Un maestro della legge, per curiosità o per saccenteria, fa a Gesù la domanda che si era preparata con cura, per presentare il suo biglietto da visita di uomo informato: qual è il più importante comandamento? Lo chiede, perché da buon ebreo osservante, vive quotidianamente avvolto in una trama ossessiva di norme. Se riesce a scoprire il filo rosso che le lega tutte, può andare in giro a spiegarlo e diventa famoso di colpo, pronto ad una brillante carriera. Se poi può confortare la sua proposta sulla autorevolezza riconosciuta a Gesù – uno strano innovatore che osserva la legge e si muove con una libertà tutta originale – per ascolto e applausi non avrà concorrenti.

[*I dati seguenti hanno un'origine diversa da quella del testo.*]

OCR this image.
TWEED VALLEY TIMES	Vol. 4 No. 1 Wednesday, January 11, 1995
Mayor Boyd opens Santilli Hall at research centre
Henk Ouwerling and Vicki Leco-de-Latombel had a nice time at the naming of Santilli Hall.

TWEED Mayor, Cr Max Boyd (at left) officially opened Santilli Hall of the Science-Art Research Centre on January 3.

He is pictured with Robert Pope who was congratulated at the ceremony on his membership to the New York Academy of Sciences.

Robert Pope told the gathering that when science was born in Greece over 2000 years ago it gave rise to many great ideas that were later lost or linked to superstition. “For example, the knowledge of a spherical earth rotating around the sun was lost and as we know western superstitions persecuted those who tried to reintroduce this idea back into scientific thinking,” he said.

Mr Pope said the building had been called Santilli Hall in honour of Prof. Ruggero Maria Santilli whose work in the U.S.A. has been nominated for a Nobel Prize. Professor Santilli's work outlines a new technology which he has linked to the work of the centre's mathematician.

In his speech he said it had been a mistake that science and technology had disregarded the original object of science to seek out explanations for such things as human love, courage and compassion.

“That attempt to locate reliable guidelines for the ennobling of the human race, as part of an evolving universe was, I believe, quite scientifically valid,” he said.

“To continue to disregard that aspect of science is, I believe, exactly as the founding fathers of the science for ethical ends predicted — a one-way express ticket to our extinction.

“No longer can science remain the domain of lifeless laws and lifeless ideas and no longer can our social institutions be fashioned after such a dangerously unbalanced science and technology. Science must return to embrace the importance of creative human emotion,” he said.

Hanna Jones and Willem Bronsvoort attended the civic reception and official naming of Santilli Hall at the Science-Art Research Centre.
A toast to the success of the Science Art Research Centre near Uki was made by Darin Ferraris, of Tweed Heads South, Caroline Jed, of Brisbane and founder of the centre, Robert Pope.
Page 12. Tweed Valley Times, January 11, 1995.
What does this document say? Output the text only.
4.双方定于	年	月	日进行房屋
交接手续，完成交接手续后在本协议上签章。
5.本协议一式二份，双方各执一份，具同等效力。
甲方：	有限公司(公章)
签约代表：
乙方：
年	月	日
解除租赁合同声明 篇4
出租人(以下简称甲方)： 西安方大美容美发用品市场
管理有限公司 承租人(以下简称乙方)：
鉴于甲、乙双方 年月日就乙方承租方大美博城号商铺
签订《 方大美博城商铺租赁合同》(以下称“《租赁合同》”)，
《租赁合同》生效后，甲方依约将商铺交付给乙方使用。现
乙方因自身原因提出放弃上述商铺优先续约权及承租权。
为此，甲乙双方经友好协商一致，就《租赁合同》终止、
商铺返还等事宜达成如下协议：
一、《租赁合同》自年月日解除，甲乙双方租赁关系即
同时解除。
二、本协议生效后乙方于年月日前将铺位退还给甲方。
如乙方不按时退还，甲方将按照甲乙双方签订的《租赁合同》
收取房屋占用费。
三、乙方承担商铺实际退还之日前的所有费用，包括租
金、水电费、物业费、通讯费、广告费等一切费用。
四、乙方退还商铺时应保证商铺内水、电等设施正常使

Gesù sta al gioco, invece di mandarlo a quel paese. Poi però non si accontenta della risposta alla questione. Non dice: hai capito? Ti sembra chiaro? Gli racconta la storia, davvero provocante, di un samaritano, più bravo, impegnato e devoto… dei migliori nel repertorio della gente brava, un sacerdote e un levita. Non si accontenta di raccontare questa strana storia. Gli dice sul confronto con il buon samaritano: fa’ anche tu lo stesso.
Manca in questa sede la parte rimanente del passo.